Employers spend a good deal of time and money on building a candidate experience that will keep their talent pipelines well-stocked, but how much of that investment is hindered by their own technology – or lack thereof? A new, CareerBuilder study explores five major technology-related barriers that can kill your candidate experience and your chances of landing great talent.
The study is part of a larger report titled “How candidate experience is transforming HR technology,” which was conducted by Harris Poll on behalf of CareerBuilder from June 2 to June 25, 2014, and included a representative sample of 374 HR professionals and 319 job seekers. View full results and executive summary here.
“Technology can be your greatest ally or enemy when you’re interacting with job candidates,” said Scott Helmes, Managing Director of CareerBuilder UK. “Job seekers today expect the application process to be fast, informative, more personalised – and mobile-optimised. The more tough to fill a role is, the less likely qualified candidates will be tocomplete the process. Our study shows that companies that have a complex application process and don’t have the technology in place to routinely capture and re-engage candidates are at a competitive disadvantage.
The five barriers identified by the study include:
Failing to capture interested candidates.
Not all job seekers – especially passive ones – may have the time to apply to a position when they first come across it. In fact, 39 percent of job seekers feel the ability to leave their contact information with an employer and apply later is extremely or very important.
Considering the fact that more than half (57 percent) of HR professionals don’t use any tools to capture candidates who didn’t apply to their jobs, there are a considerable number of missed opportunities to connect with more elusive talent. Only 23 percent of HR professionals use a shortened version of an application to gather candidate information.
Failing to re-engage applicants.
Another challenge HR professionals are facing is maintaining relationships with viable candidates who weren’t hired, but could be a good fit for a job opening down the road. More than one-third of HR professionals (36 percent) reported that they don’t re-engage job candidates who weren’t offered a role – generally because they have moved on to the most current applicants (69 percent) or because no one has time to do so (28 percent). While 38 percent of HR professionals reported that they re-engage candidates every six months or more often, a significant number aren’t tapping into ready-made talent pools that have already expressed interest in their companies.

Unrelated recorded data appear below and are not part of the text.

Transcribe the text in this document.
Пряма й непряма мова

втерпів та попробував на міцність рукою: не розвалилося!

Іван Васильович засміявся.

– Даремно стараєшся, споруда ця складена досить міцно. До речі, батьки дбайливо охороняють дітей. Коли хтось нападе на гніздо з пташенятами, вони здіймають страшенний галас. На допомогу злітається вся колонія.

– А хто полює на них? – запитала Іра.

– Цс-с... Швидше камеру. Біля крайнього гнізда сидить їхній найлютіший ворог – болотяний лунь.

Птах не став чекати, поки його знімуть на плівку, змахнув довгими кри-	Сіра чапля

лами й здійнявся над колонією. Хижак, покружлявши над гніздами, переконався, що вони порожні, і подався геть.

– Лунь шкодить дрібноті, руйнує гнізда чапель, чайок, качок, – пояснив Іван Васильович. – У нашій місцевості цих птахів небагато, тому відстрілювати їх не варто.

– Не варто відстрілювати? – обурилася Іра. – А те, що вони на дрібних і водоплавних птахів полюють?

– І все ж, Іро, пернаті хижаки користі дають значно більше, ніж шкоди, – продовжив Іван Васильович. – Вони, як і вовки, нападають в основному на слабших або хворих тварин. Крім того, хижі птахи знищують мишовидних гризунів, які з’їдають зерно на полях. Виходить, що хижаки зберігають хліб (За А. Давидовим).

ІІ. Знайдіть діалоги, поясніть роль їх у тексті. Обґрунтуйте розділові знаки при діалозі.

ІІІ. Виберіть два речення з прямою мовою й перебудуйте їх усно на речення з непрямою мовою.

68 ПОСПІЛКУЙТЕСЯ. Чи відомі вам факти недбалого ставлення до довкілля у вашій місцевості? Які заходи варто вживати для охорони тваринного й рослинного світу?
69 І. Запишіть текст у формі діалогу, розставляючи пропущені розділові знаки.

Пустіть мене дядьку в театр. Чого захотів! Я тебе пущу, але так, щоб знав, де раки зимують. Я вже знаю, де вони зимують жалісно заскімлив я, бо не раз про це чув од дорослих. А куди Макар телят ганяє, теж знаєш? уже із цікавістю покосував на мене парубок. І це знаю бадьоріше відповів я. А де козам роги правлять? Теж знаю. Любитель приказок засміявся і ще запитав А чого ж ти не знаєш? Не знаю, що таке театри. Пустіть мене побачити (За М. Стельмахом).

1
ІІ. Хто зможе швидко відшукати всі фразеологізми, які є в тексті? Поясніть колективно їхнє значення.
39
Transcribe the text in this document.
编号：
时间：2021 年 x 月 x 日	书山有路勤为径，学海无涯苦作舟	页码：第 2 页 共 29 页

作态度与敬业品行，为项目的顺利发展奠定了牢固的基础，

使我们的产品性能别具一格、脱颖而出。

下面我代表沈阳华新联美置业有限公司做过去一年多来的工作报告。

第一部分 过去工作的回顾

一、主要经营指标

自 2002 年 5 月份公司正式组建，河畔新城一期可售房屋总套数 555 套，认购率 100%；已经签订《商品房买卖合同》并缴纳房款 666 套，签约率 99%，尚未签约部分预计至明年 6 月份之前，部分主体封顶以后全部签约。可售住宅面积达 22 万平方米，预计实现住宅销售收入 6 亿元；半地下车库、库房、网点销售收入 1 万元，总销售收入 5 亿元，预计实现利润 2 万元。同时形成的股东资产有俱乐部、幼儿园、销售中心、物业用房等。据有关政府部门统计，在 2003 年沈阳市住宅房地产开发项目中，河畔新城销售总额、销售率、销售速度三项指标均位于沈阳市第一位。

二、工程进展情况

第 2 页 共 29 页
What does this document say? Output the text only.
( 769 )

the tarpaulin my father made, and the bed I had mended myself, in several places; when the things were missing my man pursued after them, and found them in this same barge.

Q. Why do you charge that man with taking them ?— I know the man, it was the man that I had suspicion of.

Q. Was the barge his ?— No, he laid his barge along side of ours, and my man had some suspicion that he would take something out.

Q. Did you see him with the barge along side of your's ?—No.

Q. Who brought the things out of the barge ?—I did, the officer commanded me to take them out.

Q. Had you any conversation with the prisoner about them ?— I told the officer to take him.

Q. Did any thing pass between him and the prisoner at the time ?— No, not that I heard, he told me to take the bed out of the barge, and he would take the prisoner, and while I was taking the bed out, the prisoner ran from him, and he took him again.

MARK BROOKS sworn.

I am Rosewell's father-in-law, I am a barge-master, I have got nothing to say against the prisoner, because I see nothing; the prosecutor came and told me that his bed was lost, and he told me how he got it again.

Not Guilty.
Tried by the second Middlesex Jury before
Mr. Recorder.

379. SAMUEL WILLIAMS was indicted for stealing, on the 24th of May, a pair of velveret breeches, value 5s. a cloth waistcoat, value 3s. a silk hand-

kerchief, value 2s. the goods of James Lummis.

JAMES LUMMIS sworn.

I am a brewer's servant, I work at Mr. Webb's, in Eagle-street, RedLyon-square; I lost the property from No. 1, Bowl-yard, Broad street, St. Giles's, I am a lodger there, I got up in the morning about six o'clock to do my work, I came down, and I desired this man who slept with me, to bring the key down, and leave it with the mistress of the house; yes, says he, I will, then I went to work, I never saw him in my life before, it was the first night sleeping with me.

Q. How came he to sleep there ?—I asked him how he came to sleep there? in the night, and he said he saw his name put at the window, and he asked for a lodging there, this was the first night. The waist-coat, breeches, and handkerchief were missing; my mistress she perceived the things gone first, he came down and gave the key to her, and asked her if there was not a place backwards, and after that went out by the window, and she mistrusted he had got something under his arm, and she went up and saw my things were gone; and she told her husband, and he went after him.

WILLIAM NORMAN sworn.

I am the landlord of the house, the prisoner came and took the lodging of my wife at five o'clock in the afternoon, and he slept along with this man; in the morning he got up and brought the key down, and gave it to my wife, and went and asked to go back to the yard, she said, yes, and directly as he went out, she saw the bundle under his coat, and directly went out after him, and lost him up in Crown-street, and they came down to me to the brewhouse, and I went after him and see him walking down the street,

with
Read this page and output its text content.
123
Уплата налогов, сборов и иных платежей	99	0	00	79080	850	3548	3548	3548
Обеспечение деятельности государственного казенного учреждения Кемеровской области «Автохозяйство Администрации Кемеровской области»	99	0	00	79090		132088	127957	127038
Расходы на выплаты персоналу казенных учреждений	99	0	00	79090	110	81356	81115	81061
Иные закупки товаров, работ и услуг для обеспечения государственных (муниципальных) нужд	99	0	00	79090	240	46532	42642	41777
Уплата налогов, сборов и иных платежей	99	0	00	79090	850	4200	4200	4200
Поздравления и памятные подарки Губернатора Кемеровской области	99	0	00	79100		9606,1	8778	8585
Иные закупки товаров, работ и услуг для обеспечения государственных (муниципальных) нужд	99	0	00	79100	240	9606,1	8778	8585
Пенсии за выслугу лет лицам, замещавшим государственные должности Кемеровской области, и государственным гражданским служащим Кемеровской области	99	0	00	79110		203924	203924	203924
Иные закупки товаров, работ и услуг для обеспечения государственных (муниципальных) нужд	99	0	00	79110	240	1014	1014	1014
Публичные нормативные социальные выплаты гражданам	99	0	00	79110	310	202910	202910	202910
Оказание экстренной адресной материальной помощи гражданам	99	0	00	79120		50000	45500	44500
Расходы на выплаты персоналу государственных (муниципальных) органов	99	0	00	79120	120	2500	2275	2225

What’s more, job seekers welcome continued communications. Two in five (42 percent) would like to receive emails about new opportunities opening up at companies.
HR departments were one of many casualties of a recession that caused deep cuts in staffing and budgets, making it difficult to acknowledge and build relationships with applicants. While automated responses have become a popular means to inform candidates that the company received their application, many candidates (39 percent) feel it’s not enough. Sixty-two percent of job seekers expect more personalised communications. Sixty-seven percent even expect a phone call from a recruiter after submitting an application.
Limiting applications to the desktop
The ubiquitous use of mobile technology has fueled the expectation that the job search experience should be the same whether you are on a desktop or mobile device. However, nearly half (46 percent) of HR professionals don’t offer candidates the option of accessing their ATS via a mobile device, mostly due to technical or resource constraints. Although one-third (33 percent) of HR professionals reported that they saw a bigger drop-off rate because their ATS was not mobile-optimised, only 24 percent of all HR professionals think the ability to apply to a job via a mobile device should be considered part of the candidate experience. This raises a serious concern in light of the fact that when job-seekers can’t apply via a mobile device, 65 percent said they rarely return to their desktop to finish the application.
Using a complex application process
The majority (53 percent) of HR professionals feel a long application process is good because it weeds out less enthusiastic or less qualified applicants. This may be true to some extent, but they’re also weeding out highly skilled, currently employed talent that is less likely to tolerate filling out multiple pages. Sixty percent of job seekers said they have begun an online application, but ultimately didn’t finish it due to how long and complex it was.
More than half (54 percent) of HR professionals said their application process takes more than 20 minutes to complete. Nearly three in ten job seekers (29 percent) believe the application process should take 10 minutes or less; 62 percent said it should take no more than 20 minutes.
Thirty-seven percent of HR professionals said they typically ask more than 15 questions during their application process. Half (51 percent) of job seekers said there should be no more than 10 questions.